I love Tokyo (I spent eight months in Kawasaki in 2010), but I can see the appeal of living in a smaller place in Japan (though I’d personally be hesitant to live in a small, isolated town with little or no public transportation). Crowded trains and long lines can get tiring after a while.
I spent last summer in Toyohashi in Aichi Prefecture; I was a visiting researcher at Toyohashi University of Technology. While Toyohashi is not a small town by any means, it is far smaller than Tokyo. I found it nice for day-to-day living. Not crowded at all, and I found the bus service to be good; not world class, but comprehensive and ran frequently enough to be useful. It had plenty of grocery stores and department stores for everyday living. If I needed something unavailable in Toyohashi, Nagoya wasn’t too far away, and if I needed to be in Tokyo, I could get there in 90 minutes on a Hikari train on the Tokaido Shinkansen. I’d do it again; in fact, I’m going back to Toyohashi in a few weeks for another monthly stay.
Yeah, I've noticed this as well. They not only slowly close old stations, but they almost stopped building new ones since about 2007.

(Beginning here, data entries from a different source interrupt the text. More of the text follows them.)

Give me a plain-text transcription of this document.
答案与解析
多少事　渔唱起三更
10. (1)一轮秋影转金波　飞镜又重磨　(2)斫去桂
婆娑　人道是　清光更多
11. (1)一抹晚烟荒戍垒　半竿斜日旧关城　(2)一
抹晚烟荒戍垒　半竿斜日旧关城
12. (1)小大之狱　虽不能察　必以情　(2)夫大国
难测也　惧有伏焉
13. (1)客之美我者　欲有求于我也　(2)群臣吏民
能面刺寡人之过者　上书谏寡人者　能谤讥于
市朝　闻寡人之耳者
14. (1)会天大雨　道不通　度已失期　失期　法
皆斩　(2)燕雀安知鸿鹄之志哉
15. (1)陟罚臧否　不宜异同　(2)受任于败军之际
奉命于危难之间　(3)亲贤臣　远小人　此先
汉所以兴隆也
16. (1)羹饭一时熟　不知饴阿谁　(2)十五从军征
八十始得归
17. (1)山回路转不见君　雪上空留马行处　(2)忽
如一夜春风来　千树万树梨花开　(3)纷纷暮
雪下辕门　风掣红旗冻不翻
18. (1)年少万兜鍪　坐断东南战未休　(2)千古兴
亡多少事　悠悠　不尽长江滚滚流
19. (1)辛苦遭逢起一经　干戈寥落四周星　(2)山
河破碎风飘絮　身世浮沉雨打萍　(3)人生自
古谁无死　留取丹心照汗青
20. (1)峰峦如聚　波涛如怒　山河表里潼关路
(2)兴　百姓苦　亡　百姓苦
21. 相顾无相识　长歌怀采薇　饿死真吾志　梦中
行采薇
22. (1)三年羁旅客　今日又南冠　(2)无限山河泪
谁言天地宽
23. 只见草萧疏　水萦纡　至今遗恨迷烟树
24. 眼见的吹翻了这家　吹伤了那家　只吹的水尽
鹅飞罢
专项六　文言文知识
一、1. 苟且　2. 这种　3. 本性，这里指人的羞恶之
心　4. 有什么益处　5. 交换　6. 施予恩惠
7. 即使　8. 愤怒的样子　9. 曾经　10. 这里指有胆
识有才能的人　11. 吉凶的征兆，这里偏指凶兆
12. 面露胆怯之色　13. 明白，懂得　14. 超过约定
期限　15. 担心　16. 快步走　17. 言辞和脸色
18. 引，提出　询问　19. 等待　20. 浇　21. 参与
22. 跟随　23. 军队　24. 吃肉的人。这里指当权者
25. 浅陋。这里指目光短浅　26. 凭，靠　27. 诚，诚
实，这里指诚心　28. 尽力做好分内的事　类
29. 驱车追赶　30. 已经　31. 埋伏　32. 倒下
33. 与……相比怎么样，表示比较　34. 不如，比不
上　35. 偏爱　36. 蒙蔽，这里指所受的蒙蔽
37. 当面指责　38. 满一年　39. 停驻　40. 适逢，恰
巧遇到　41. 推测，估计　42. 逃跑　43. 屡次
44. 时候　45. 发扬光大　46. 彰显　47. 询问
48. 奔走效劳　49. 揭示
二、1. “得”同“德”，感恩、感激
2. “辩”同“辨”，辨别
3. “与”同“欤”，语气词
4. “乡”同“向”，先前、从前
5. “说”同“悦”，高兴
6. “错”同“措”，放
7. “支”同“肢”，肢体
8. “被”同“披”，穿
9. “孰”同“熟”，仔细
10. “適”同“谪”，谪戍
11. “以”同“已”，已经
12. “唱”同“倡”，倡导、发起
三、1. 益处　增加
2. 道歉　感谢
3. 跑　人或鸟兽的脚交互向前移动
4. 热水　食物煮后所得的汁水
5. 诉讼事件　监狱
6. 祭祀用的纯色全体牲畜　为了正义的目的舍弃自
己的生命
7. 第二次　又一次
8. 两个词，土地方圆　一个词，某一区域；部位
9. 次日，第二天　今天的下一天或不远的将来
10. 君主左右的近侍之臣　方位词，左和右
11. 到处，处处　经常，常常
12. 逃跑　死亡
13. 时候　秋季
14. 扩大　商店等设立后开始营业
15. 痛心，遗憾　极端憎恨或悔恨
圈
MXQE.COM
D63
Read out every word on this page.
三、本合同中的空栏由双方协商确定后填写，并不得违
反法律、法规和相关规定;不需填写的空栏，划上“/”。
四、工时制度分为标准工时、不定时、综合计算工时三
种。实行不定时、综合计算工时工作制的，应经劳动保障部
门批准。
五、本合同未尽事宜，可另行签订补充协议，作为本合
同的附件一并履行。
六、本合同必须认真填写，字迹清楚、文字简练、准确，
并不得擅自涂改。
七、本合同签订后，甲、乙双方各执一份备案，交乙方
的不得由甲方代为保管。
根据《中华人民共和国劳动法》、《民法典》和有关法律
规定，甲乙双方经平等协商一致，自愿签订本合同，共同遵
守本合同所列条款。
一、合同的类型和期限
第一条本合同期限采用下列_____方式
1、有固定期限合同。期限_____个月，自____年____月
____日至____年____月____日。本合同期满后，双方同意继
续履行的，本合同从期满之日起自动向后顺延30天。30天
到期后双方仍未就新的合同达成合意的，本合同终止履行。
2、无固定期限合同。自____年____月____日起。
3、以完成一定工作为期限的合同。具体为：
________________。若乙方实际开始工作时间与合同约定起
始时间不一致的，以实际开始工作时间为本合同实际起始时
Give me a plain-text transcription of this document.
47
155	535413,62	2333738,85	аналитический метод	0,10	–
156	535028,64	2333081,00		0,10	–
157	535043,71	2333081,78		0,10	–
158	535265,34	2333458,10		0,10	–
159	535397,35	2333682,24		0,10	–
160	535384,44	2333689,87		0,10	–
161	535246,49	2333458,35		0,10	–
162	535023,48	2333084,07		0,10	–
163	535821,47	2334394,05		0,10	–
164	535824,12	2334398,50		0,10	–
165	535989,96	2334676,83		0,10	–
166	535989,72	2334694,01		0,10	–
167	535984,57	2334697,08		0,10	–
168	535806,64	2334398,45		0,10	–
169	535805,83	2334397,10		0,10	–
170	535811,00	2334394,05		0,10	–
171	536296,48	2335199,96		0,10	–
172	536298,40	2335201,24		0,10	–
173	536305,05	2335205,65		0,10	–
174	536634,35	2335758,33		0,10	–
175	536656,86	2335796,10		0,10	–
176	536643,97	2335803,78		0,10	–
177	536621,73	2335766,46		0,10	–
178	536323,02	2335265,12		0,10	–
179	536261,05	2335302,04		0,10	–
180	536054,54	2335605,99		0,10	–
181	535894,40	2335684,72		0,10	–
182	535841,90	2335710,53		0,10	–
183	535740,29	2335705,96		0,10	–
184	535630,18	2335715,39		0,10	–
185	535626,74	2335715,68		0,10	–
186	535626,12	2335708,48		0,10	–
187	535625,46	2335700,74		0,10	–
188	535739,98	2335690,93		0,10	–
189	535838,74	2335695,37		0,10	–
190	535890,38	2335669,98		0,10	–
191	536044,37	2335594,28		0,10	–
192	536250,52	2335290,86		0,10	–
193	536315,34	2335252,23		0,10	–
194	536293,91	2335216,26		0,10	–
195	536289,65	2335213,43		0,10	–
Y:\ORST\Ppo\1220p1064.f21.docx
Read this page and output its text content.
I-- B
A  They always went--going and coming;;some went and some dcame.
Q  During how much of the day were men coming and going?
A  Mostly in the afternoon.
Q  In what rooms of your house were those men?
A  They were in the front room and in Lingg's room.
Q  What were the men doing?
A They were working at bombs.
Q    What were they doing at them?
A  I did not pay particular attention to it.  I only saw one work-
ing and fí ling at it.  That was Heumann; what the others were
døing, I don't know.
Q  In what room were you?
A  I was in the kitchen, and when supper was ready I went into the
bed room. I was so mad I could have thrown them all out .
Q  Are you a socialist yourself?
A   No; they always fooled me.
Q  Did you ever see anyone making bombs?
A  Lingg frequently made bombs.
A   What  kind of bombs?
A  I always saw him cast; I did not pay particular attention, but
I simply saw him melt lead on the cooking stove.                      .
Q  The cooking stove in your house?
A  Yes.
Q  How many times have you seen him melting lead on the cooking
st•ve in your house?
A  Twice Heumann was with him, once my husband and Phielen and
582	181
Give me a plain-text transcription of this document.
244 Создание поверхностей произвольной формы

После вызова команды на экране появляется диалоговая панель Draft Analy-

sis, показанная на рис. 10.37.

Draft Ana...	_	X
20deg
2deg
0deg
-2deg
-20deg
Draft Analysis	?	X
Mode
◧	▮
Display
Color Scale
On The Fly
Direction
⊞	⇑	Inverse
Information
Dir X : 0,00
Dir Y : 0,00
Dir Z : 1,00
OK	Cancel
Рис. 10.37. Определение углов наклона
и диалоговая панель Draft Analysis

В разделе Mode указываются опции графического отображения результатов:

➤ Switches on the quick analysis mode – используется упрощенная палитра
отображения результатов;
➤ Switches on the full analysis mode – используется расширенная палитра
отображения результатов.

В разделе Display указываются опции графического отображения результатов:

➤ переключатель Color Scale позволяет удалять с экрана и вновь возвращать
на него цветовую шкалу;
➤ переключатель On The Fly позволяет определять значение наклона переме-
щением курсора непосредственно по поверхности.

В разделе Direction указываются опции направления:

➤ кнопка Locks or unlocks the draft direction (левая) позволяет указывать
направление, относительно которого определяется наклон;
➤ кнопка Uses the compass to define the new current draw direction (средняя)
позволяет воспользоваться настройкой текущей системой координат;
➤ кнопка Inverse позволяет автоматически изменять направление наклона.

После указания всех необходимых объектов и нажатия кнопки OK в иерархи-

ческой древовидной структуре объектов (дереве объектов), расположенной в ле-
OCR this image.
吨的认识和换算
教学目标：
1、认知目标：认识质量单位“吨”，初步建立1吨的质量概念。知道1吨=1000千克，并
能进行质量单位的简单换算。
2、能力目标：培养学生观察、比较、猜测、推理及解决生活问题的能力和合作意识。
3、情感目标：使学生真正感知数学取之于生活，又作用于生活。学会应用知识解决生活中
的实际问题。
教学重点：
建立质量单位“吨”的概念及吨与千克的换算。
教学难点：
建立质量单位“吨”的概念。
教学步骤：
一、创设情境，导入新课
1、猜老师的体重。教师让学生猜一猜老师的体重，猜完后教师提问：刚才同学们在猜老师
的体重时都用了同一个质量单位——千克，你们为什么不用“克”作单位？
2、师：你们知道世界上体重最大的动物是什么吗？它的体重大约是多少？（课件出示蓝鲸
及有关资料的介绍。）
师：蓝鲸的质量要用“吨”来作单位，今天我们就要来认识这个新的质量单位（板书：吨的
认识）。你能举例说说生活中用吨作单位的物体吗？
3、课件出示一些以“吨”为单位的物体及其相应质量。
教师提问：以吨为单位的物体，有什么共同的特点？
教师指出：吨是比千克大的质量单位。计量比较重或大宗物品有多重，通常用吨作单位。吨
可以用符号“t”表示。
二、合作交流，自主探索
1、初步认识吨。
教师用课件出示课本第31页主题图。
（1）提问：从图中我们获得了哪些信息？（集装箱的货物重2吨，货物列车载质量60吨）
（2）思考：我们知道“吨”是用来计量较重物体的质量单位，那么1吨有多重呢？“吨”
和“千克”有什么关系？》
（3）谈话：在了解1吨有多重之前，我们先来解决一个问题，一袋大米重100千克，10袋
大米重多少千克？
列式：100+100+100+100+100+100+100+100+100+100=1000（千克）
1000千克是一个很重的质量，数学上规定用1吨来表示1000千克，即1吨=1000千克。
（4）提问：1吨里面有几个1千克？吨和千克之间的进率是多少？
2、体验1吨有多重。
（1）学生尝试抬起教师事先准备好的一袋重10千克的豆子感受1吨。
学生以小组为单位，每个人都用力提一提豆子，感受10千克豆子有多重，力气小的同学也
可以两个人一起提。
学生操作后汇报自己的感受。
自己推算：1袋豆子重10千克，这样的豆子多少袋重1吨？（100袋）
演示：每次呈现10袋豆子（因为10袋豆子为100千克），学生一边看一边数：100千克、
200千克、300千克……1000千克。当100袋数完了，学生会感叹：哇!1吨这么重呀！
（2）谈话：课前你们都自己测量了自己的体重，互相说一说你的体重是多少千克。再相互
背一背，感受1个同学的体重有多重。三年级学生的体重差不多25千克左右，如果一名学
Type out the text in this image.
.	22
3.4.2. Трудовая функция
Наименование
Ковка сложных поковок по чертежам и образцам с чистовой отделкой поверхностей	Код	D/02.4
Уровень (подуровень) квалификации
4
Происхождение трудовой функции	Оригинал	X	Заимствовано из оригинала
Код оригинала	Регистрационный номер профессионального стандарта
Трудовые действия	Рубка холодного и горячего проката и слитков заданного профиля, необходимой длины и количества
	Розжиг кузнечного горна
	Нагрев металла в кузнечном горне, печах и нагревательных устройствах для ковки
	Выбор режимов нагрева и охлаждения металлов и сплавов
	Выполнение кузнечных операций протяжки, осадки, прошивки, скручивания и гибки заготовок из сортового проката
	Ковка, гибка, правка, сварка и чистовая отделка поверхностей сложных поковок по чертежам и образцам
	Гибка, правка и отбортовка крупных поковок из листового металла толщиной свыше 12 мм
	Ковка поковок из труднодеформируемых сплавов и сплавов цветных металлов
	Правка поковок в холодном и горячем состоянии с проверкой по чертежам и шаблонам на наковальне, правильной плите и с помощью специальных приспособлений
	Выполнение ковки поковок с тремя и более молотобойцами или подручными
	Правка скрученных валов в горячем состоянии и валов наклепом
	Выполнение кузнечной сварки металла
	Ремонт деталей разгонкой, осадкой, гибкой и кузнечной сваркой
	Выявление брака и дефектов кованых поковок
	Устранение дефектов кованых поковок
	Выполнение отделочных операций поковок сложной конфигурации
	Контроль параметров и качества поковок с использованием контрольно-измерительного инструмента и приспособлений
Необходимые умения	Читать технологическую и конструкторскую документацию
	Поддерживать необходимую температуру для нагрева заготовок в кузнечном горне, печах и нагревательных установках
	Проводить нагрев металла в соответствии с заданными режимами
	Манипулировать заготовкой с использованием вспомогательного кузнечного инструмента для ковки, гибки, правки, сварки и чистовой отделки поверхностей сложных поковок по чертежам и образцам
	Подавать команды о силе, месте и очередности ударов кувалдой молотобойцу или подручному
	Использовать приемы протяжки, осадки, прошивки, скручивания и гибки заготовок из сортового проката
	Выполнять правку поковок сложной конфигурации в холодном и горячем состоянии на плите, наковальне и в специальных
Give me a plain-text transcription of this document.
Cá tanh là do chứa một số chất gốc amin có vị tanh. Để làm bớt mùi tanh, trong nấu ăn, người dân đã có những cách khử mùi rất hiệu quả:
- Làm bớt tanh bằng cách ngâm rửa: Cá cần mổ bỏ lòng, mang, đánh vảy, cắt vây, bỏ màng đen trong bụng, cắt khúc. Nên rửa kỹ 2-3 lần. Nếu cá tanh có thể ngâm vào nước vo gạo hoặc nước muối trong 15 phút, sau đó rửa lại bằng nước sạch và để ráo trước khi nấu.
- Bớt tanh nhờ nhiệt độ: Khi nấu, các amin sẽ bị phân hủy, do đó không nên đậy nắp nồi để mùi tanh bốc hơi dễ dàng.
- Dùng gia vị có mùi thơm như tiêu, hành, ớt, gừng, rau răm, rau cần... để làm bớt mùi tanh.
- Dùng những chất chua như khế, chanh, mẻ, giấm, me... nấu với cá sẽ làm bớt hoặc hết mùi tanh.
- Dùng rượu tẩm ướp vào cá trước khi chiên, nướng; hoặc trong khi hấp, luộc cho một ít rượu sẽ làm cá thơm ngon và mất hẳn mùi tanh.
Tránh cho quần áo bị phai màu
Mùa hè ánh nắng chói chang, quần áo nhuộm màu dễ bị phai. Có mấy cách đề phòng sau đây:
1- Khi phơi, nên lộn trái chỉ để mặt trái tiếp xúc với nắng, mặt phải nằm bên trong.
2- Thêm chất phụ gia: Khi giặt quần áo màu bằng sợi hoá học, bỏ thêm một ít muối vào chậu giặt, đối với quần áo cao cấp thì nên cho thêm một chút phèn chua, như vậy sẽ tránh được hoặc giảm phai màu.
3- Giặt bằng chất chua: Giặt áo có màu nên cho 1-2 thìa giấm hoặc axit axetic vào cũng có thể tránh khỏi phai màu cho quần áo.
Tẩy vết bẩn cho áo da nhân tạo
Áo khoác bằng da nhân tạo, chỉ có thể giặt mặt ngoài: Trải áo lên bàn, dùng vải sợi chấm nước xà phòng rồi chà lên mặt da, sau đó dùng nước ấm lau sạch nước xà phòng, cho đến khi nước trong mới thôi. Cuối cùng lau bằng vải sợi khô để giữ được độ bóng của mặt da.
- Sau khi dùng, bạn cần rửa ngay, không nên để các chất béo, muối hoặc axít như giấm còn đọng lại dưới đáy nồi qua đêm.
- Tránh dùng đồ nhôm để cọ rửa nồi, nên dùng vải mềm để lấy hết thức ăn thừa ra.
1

I don't understand why people downvote your comment. It isn't like you're forcing them to have babies and do something about the world by stating the fact about Japan's decline
The "decline" you mention is privatization of JR and their efforts to make it more profitable. Privatization started in 1987, but it wasn't fully privatized until 2006.
If it has anything to do with babies, you have your cause and effect reversed. Autos are a cause of declining birth rates...
https://www.journals.uchicago.edu/doi/10.1086/731812
So a reduction in trains causes a reduction in birth rates, not the other way around.